Council members emphasized any ban should focus on intentional feeding, not inadvertent feeding caused by a person growing flowers or a garden, for example.
Council members will have to consider whether the ordinance will address feeding wildlife in general, whether it will specifically ban salt licks and whether it will specifically allow bird feeding, among other issues.
Local scientists and residents who came to speak at the council’s Tuesday meeting supported a feeding ban.
Michael Parker, chairman of Southern Oregon University’s Biology Department, said wildlife agencies across the nation advise against feeding wildlife.
“The No. 1 recommendation for minimizing negative impacts between humans and wildlife is don’t feed the buggers,” he said.
Parker said other cities that have adopted wildlife feeding bans haven’t encountered significant enforcement problems.
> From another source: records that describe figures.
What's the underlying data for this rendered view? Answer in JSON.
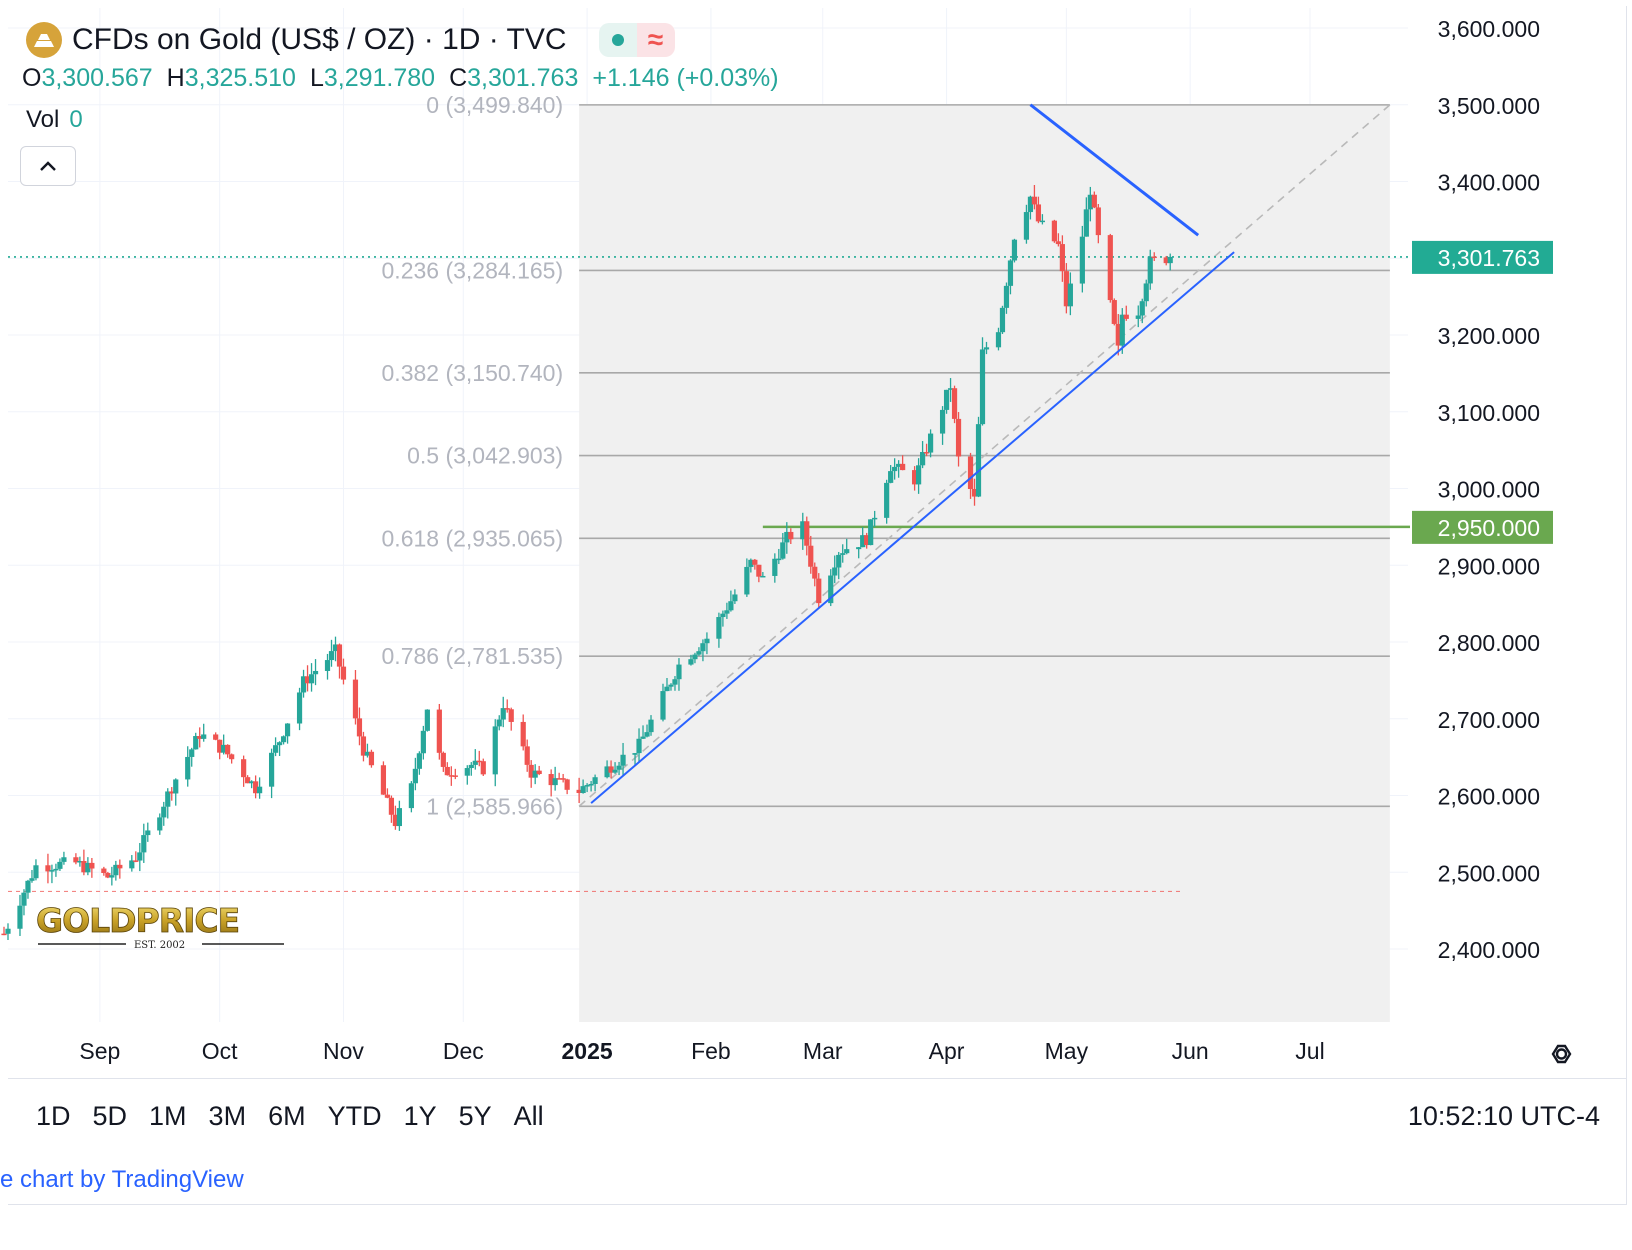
{
  "header": {
    "title": "CFDs on Gold (US$ / OZ) · 1D · TVC",
    "ohlc": [
      {
        "key": "O",
        "value": "3,300.567"
      },
      {
        "key": "H",
        "value": "3,325.510"
      },
      {
        "key": "L",
        "value": "3,291.780"
      },
      {
        "key": "C",
        "value": "3,301.763"
      }
    ],
    "change": "+1.146 (+0.03%)",
    "vol_label": "Vol",
    "vol_value": "0"
  },
  "bottom_bar": {
    "ranges": [
      "1D",
      "5D",
      "1M",
      "3M",
      "6M",
      "YTD",
      "1Y",
      "5Y",
      "All"
    ],
    "clock": "10:52:10 UTC-4"
  },
  "credit": "e chart by TradingView",
  "logo": {
    "text": "GOLDPRICE",
    "sub": "EST. 2002"
  },
  "colors": {
    "up": "#26a69a",
    "down": "#ef5350",
    "trendline": "#2962ff",
    "support": "#6aa84f",
    "fib": "#9e9e9e",
    "last_price": "#22ab94"
  },
  "chart_data": {
    "type": "candlestick",
    "title": "CFDs on Gold (US$ / OZ) · 1D · TVC",
    "ylim": [
      2300,
      3620
    ],
    "y_ticks": [
      "3,600.000",
      "3,500.000",
      "3,400.000",
      "3,300.000",
      "3,200.000",
      "3,100.000",
      "3,000.000",
      "2,900.000",
      "2,800.000",
      "2,700.000",
      "2,600.000",
      "2,500.000",
      "2,400.000"
    ],
    "y_tick_values": [
      3600,
      3500,
      3400,
      3300,
      3200,
      3100,
      3000,
      2900,
      2800,
      2700,
      2600,
      2500,
      2400
    ],
    "x_ticks": [
      "Sep",
      "Oct",
      "Nov",
      "Dec",
      "2025",
      "Feb",
      "Mar",
      "Apr",
      "May",
      "Jun",
      "Jul"
    ],
    "x_tick_dates": [
      "2024-09-01",
      "2024-10-01",
      "2024-11-01",
      "2024-12-01",
      "2025-01-01",
      "2025-02-01",
      "2025-03-01",
      "2025-04-01",
      "2025-05-01",
      "2025-06-01",
      "2025-07-01"
    ],
    "x_range": [
      "2024-08-08",
      "2025-07-21"
    ],
    "last_price": {
      "value": 3301.763,
      "label": "3,301.763"
    },
    "horizontal_line": {
      "value": 2950,
      "label": "2,950.000",
      "start_date": "2025-02-14"
    },
    "dashed_red_line": {
      "value": 2475
    },
    "fibonacci": {
      "start_date": "2024-12-30",
      "end_date": "2025-07-21",
      "levels": [
        {
          "ratio": "0",
          "price": 3499.84,
          "label": "0 (3,499.840)"
        },
        {
          "ratio": "0.236",
          "price": 3284.165,
          "label": "0.236 (3,284.165)"
        },
        {
          "ratio": "0.382",
          "price": 3150.74,
          "label": "0.382 (3,150.740)"
        },
        {
          "ratio": "0.5",
          "price": 3042.903,
          "label": "0.5 (3,042.903)"
        },
        {
          "ratio": "0.618",
          "price": 2935.065,
          "label": "0.618 (2,935.065)"
        },
        {
          "ratio": "0.786",
          "price": 2781.535,
          "label": "0.786 (2,781.535)"
        },
        {
          "ratio": "1",
          "price": 2585.966,
          "label": "1 (2,585.966)"
        }
      ],
      "trend_start": {
        "date": "2024-12-30",
        "price": 2585.966
      },
      "trend_end": {
        "date": "2025-07-21",
        "price": 3499.84
      }
    },
    "trendlines": [
      {
        "name": "lower",
        "start": {
          "date": "2025-01-02",
          "price": 2590
        },
        "end": {
          "date": "2025-06-12",
          "price": 3308
        }
      },
      {
        "name": "upper",
        "start": {
          "date": "2025-04-22",
          "price": 3500
        },
        "end": {
          "date": "2025-06-03",
          "price": 3330
        }
      }
    ],
    "candles_note": "daily OHLC, approximated from chart",
    "anchors": [
      [
        "2024-08-08",
        2420
      ],
      [
        "2024-08-16",
        2508
      ],
      [
        "2024-08-26",
        2512
      ],
      [
        "2024-09-03",
        2494
      ],
      [
        "2024-09-10",
        2520
      ],
      [
        "2024-09-16",
        2580
      ],
      [
        "2024-09-20",
        2622
      ],
      [
        "2024-09-26",
        2680
      ],
      [
        "2024-10-02",
        2660
      ],
      [
        "2024-10-10",
        2610
      ],
      [
        "2024-10-16",
        2672
      ],
      [
        "2024-10-22",
        2748
      ],
      [
        "2024-10-30",
        2788
      ],
      [
        "2024-11-01",
        2750
      ],
      [
        "2024-11-06",
        2660
      ],
      [
        "2024-11-14",
        2565
      ],
      [
        "2024-11-18",
        2610
      ],
      [
        "2024-11-22",
        2715
      ],
      [
        "2024-11-26",
        2630
      ],
      [
        "2024-12-03",
        2640
      ],
      [
        "2024-12-06",
        2635
      ],
      [
        "2024-12-11",
        2720
      ],
      [
        "2024-12-18",
        2630
      ],
      [
        "2024-12-24",
        2618
      ],
      [
        "2024-12-30",
        2606
      ],
      [
        "2025-01-06",
        2635
      ],
      [
        "2025-01-14",
        2665
      ],
      [
        "2025-01-24",
        2770
      ],
      [
        "2025-01-31",
        2805
      ],
      [
        "2025-02-07",
        2862
      ],
      [
        "2025-02-11",
        2903
      ],
      [
        "2025-02-14",
        2882
      ],
      [
        "2025-02-20",
        2935
      ],
      [
        "2025-02-24",
        2950
      ],
      [
        "2025-02-28",
        2858
      ],
      [
        "2025-03-05",
        2918
      ],
      [
        "2025-03-12",
        2935
      ],
      [
        "2025-03-18",
        3030
      ],
      [
        "2025-03-24",
        3012
      ],
      [
        "2025-04-02",
        3134
      ],
      [
        "2025-04-04",
        3038
      ],
      [
        "2025-04-08",
        2985
      ],
      [
        "2025-04-10",
        3176
      ],
      [
        "2025-04-14",
        3210
      ],
      [
        "2025-04-18",
        3330
      ],
      [
        "2025-04-22",
        3380
      ],
      [
        "2025-04-24",
        3348
      ],
      [
        "2025-04-29",
        3316
      ],
      [
        "2025-05-01",
        3240
      ],
      [
        "2025-05-05",
        3330
      ],
      [
        "2025-05-07",
        3390
      ],
      [
        "2025-05-09",
        3325
      ],
      [
        "2025-05-14",
        3180
      ],
      [
        "2025-05-15",
        3227
      ],
      [
        "2025-05-19",
        3232
      ],
      [
        "2025-05-22",
        3295
      ],
      [
        "2025-05-27",
        3301.763
      ]
    ]
  }
}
He said people who feed deer are actually harming them. Deer lose their fear of humans and cars, resulting in more collisions.
Retired SOU biology professor Frank Lang said deer congregate around feeding sites and spread diseases to each other.
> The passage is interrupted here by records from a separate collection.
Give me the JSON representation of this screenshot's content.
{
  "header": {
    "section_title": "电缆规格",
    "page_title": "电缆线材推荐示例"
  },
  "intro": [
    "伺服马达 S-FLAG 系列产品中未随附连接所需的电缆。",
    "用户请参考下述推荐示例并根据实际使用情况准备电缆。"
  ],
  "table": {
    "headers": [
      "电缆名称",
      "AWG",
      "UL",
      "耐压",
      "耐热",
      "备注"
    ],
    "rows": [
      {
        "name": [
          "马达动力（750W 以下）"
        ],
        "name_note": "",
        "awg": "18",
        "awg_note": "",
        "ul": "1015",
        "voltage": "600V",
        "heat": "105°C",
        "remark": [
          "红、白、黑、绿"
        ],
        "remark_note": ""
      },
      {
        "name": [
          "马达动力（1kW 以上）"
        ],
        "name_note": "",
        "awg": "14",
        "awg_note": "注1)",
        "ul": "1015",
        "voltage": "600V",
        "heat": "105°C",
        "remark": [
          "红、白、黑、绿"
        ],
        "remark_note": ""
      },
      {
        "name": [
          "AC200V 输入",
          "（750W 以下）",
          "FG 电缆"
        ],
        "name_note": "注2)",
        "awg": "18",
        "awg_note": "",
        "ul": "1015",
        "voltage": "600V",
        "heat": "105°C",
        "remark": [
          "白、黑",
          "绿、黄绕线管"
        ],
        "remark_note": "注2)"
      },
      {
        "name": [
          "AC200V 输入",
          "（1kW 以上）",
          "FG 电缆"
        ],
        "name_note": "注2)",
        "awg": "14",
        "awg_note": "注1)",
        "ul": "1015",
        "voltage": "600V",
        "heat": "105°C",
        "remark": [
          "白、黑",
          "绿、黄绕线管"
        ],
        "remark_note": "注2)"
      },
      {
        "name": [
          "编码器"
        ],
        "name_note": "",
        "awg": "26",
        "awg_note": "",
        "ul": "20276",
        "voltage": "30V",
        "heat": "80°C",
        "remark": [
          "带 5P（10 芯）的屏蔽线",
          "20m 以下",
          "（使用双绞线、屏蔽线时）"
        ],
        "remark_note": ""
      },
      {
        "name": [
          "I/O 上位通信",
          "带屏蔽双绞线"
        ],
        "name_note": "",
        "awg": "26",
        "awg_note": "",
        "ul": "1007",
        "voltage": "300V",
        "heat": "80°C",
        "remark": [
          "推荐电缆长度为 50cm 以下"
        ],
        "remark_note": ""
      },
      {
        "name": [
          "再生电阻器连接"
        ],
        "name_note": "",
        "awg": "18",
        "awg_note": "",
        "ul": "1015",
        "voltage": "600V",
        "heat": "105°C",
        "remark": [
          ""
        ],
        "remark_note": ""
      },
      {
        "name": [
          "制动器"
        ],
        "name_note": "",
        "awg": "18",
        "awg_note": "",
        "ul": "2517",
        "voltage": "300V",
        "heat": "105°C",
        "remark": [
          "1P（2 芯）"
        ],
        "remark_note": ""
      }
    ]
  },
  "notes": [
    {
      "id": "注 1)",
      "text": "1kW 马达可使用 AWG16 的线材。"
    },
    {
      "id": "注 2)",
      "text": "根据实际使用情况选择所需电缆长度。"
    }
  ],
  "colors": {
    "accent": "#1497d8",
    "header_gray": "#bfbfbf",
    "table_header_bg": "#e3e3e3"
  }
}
Banning deer feeding may not reduce the number of deer in town, however.
Parker said one study found that the deer population rose 34 percent after a feeding ban was implemented. However, car vs. deer collisions fell by 25 percent.
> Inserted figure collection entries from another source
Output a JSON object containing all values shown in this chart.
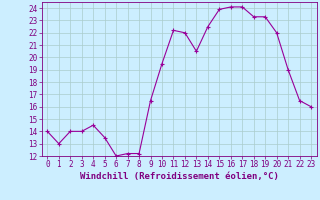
{
  "x": [
    0,
    1,
    2,
    3,
    4,
    5,
    6,
    7,
    8,
    9,
    10,
    11,
    12,
    13,
    14,
    15,
    16,
    17,
    18,
    19,
    20,
    21,
    22,
    23
  ],
  "y": [
    14,
    13,
    14,
    14,
    14.5,
    13.5,
    12,
    12.2,
    12.2,
    16.5,
    19.5,
    22.2,
    22,
    20.5,
    22.5,
    23.9,
    24.1,
    24.1,
    23.3,
    23.3,
    22,
    19,
    16.5,
    16
  ],
  "line_color": "#990099",
  "marker": "+",
  "marker_color": "#990099",
  "bg_color": "#cceeff",
  "grid_color": "#aacccc",
  "xlabel": "Windchill (Refroidissement éolien,°C)",
  "ylim": [
    12,
    24.5
  ],
  "xlim": [
    -0.5,
    23.5
  ],
  "yticks": [
    12,
    13,
    14,
    15,
    16,
    17,
    18,
    19,
    20,
    21,
    22,
    23,
    24
  ],
  "xticks": [
    0,
    1,
    2,
    3,
    4,
    5,
    6,
    7,
    8,
    9,
    10,
    11,
    12,
    13,
    14,
    15,
    16,
    17,
    18,
    19,
    20,
    21,
    22,
    23
  ],
  "tick_color": "#800080",
  "label_fontsize": 6.5,
  "tick_fontsize": 5.5,
  "linewidth": 0.8,
  "markersize": 3
}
While some residents have proposed bow hunting of deer in town, Parker said he doesn’t believe that would work.
“The number of people to hunt deer would have to be huge,” he said, noting that deer have easy access into Ashland from surrounding forests.
Parker and Lang were among those who organized an urban deer count in Ashland last fall that yielded a tally of 187 deer. Organizers canceled a planned deer count this spring after controversy arose over whether the numbers would be used to justify urban deer hunting. Organizers have said the deer counting was meant purely to provide scientific information.
Roca Street resident Alison Laughlin said deer are becoming more aggressive.
“I support a ban on deliberate feeding and education on nondeliberate feeding,” she said, noting that people need to be mindful of what they plant. “The problem will get worse if we do nothing.”
Scenic Drive resident Don Rhodes said his neighbor persists in feeding deer even though he has talked to her many times about the harm it causes. He said 18 deer have gone back and forth through his yard several times a day, checking for the goat food she sets out.
Rhodes said the deer feeding ban is a moderate proposal that will help protect people and deer.
“People who like deer should be supporting this,” he said.
Slattery had a clear message for anyone who feeds a deer.
“You have done it no good,” he said.